The player who perhaps best exemplifies the approach Lowry is suggesting is the veteran Bernhard Langer – his name has popped up in several betting previews.
His presence on the leaderboard may prove fanciful but there are many more experienced – if not quite veteran – campaigners who will try to execute a version of this strategy. Of the favourites, Tiger Woods and Sergio Garcia among them. Less celebrated, but with impressive Open records over a sustained period, are the likes of Zach Johnson, Stewart Cink, Brandt Snedeker, Ian Poulter and Marc Leishman.
As for which camp Phil Mickelson, or Rory McIlroy for that matter, will fall in, that’s anyone’s guess.
Time will tell who has the right idea – the Carnoustie bombers or the links strategists.
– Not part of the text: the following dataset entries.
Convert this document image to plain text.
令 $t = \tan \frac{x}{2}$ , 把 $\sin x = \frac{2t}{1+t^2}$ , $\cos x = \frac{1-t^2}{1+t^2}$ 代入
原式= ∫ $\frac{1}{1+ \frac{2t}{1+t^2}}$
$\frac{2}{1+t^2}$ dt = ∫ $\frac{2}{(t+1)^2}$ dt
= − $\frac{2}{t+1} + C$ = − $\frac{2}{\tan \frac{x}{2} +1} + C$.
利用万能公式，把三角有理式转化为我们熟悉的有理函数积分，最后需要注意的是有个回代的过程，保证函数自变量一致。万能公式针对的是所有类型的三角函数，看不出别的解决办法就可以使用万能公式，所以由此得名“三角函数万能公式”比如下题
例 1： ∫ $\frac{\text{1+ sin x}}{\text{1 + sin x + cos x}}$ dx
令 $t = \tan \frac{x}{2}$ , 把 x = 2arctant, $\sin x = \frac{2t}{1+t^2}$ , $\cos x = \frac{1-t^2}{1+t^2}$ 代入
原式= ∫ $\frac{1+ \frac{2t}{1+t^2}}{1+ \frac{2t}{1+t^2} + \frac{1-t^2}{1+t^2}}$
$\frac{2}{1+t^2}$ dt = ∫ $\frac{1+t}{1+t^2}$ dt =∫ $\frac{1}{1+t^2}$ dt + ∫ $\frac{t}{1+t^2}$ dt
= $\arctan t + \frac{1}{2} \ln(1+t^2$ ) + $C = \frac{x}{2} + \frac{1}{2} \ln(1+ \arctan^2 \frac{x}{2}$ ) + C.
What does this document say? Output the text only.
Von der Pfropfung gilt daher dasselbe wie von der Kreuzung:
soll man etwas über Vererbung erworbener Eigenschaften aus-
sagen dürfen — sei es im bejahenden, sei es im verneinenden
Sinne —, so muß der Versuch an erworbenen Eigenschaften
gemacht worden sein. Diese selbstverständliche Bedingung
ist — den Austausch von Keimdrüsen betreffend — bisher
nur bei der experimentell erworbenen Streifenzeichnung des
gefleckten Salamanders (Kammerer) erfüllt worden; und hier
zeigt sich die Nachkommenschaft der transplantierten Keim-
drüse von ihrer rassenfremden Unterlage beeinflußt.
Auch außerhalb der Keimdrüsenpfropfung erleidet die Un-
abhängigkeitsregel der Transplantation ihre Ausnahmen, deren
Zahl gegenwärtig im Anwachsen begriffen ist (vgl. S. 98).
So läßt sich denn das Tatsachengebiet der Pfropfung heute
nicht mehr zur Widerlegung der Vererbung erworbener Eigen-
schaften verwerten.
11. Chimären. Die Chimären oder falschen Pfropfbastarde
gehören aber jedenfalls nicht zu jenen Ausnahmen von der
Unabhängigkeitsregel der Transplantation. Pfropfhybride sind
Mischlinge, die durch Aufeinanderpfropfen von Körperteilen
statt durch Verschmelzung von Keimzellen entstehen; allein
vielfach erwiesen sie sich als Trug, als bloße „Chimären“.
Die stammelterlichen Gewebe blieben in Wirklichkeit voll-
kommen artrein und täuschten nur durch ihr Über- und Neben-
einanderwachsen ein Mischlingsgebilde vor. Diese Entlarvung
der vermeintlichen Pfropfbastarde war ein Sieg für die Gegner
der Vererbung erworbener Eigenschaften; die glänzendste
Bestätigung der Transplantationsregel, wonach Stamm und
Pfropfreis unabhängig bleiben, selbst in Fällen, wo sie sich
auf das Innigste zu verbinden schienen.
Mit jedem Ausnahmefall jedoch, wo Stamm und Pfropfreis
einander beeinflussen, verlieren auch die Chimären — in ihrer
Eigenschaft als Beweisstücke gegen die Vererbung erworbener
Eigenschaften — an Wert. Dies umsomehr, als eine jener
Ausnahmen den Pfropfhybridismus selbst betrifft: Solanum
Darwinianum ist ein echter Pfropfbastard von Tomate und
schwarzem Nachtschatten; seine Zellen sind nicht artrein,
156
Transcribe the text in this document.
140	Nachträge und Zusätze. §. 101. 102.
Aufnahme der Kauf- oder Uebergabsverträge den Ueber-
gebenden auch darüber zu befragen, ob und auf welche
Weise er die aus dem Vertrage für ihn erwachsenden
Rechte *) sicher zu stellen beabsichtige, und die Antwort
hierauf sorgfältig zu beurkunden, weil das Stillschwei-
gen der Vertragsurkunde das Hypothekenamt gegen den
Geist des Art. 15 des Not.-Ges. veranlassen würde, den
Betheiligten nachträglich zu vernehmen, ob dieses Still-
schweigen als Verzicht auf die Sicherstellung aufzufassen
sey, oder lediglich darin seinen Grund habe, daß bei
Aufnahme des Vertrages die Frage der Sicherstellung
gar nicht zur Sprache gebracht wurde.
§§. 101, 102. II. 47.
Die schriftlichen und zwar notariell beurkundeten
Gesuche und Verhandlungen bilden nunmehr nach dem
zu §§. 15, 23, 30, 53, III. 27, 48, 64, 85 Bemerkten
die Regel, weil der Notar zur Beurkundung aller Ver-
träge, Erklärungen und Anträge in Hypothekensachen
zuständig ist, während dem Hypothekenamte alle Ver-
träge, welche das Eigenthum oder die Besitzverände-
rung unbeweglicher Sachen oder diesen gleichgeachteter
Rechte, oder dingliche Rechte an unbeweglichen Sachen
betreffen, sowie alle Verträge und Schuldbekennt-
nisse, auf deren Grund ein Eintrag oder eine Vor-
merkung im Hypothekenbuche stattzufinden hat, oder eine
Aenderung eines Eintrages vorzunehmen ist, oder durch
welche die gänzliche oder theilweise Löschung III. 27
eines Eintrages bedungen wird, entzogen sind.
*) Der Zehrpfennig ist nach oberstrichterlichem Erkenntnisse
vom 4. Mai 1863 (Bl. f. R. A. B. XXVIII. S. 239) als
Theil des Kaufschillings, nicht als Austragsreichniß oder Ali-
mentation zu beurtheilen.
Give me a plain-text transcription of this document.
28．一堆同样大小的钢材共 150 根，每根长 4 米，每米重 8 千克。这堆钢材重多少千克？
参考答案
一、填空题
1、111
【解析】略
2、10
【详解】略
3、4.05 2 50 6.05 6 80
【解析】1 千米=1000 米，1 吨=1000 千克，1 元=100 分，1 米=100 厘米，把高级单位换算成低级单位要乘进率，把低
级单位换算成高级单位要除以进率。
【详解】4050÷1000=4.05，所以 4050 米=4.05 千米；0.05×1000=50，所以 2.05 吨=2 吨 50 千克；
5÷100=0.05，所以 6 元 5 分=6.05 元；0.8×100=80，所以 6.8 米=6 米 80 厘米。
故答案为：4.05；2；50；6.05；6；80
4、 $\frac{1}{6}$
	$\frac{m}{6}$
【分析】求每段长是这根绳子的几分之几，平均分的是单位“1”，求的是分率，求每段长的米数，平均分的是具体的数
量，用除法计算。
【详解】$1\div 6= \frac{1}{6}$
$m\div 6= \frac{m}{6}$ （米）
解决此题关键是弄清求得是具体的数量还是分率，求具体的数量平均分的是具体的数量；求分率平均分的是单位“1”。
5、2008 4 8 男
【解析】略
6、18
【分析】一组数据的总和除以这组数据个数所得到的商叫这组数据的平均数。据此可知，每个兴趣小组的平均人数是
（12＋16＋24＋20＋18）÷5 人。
The answer, though, may not be as clear-cut as we expect.
If links golf separates itself from all other forms of the game in one way, it is in giving the player choices; in not being prescriptive.
What we are about to see over the coming days is the players being made to think. Their patience will be tested. All will miss fairways. All will be tempted by the prospect of a chip-and-putt birdie or a short iron in their hand to a par 5.
Ultimately, though, the ability to fashion pars while others are dropping shots might prove to be a more valuable asset on what looks set to be an Open Championship for the ages on the Angus coast.